Ashley Noronha, joining Morning Air from Rome, spoke with John Morales about Pope Leo’s most recent address after the Angelus on Sunday. He reflected on the Gospel of Luke 10:1-12, 17-20, where Jesus sends His seventy-two disciples ahead of Him to prepare the way. In his catechesis, the Holy Father emphasized the difference between passive religiosity and active discipleship. God is not looking for box-checkers. He needs “laborers”, true witnesses of the Kingdom of God.
The Gospel scene is a call to mission. Jesus sends His disciples in pairs, telling them that the harvest is abundant, but the laborers are few. Pope Leo underlined that this is still true today. The Church does not lack problems or critics, but rather, it lacks men and women willing to roll up their sleeves and evangelize, not just with words, but with their lives.
Instead of lamenting the decline of culture or the moral failures of others, the pope invited Catholics to focus on action. Talk is cheap. Action is expensive. He urged the faithful to be courageous enough to change the world around them, no matter how daunting the challenge. It is easy, he said, to be discouraged by what’s broken. But the mission of the disciple is not to complain—it is to proclaim Christ by transforming suffering into hope and apathy into love.
Ashley highlighted a powerful example that illustrates this message: the story of Venerable Cardinal François-Xavier Nguyễn Văn Thuận. In 1975, just before the communist regime took over Saigon, Cardinal Van Thuan was appointed archbishop. He was soon arrested and spent thirteen years in prison, nine of them in solitary confinement.
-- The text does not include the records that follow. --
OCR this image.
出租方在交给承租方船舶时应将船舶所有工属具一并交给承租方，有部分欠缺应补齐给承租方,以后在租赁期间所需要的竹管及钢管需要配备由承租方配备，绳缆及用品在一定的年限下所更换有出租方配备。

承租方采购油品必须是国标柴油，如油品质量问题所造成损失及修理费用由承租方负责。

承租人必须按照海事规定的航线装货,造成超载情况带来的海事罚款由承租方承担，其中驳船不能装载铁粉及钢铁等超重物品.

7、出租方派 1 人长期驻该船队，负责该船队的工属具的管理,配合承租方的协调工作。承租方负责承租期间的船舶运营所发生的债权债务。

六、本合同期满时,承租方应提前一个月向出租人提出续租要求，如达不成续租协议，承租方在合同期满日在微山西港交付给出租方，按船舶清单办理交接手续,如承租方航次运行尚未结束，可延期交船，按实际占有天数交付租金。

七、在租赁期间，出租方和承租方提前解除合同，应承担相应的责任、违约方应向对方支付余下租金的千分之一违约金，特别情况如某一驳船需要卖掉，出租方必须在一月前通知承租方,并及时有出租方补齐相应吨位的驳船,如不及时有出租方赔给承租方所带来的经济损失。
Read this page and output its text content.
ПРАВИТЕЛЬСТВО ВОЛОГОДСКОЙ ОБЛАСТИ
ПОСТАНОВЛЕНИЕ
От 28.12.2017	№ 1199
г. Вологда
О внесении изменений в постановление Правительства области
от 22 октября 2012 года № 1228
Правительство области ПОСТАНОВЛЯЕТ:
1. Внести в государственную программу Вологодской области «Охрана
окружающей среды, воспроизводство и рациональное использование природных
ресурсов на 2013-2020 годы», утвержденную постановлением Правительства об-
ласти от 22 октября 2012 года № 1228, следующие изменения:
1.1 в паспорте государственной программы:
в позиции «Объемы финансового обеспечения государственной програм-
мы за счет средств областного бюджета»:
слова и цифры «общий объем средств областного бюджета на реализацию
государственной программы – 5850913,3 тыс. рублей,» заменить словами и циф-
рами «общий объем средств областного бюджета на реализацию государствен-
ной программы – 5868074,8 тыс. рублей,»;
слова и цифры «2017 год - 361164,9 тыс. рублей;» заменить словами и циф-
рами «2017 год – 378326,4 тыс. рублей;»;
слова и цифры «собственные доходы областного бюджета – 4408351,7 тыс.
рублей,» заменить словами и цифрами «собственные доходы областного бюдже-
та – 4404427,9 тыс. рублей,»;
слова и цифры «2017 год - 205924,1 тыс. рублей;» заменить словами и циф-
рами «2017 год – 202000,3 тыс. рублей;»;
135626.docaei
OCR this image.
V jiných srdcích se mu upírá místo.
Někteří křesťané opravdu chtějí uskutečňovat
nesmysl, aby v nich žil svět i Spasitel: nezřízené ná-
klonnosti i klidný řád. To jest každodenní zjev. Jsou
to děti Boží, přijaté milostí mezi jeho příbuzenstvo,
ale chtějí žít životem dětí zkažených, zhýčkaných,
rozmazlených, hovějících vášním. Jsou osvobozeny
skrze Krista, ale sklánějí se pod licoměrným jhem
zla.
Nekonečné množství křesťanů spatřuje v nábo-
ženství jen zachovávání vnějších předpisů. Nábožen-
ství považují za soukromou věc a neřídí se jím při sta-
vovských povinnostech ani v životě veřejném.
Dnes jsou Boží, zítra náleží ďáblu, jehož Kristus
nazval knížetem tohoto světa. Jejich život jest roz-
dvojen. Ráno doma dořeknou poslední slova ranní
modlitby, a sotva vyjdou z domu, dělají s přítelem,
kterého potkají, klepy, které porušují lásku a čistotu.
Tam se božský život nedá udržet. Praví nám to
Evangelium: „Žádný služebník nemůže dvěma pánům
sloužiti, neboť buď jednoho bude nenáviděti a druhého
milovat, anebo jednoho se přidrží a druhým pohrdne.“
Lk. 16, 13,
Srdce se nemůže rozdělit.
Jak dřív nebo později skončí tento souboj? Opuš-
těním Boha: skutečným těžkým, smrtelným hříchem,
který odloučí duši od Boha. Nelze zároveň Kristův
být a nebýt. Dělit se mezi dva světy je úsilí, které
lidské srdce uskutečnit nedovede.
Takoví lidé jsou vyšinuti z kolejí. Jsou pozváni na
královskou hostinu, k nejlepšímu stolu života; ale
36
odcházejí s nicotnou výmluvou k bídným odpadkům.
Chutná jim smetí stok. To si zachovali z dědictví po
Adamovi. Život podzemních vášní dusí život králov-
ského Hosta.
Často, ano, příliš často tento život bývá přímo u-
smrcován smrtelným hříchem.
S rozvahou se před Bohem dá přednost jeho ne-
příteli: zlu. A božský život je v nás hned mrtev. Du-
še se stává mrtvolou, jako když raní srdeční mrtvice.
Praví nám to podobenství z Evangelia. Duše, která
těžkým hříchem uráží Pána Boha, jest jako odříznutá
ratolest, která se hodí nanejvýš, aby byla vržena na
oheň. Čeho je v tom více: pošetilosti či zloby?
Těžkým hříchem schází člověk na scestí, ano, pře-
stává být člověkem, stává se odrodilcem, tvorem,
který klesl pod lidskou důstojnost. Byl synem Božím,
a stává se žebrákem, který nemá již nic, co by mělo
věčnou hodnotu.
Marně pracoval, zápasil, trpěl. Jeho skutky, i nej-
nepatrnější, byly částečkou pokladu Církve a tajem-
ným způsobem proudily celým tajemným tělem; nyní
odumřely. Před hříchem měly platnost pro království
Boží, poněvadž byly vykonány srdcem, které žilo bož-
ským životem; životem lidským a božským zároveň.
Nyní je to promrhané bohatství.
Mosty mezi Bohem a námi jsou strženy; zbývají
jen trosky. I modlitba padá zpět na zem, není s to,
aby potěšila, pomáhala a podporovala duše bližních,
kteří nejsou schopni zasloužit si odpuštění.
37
Yet, rather than give in to despair, he saw his imprisonment as a mission field. “I am not here by chance,” he once wrote. “It is here that God wants me to live my vocation.” Cardinal Van Thuan found a way to carry out his ministry even behind bars. He composed messages of hope, faith, and love, which were smuggled out and circulated among Vietnamese Catholics. His devotion to the Eucharist sustained him—he celebrated Mass with smuggled crumbs of bread and drops of wine in the palm of his hand.
His cause for canonization continues today, and he remains a powerful witness to finding joy in suffering and turning isolation into communion. His example, Ashley said, is a model for anyone facing circumstances that feel unchangeable. Like the 72 in the Gospel, Cardinal Van Thuan accepted the call to prepare the way for Christ, even in the darkest of places.
Pope Leo’s message, rooted in both Scripture and lived witness, is clear: now is the time for laborers. Not observers. Not spectators. We need faithful men and women who let their lives speak. The harvest is still great, and those willing to work for the Kingdom are more needed than ever.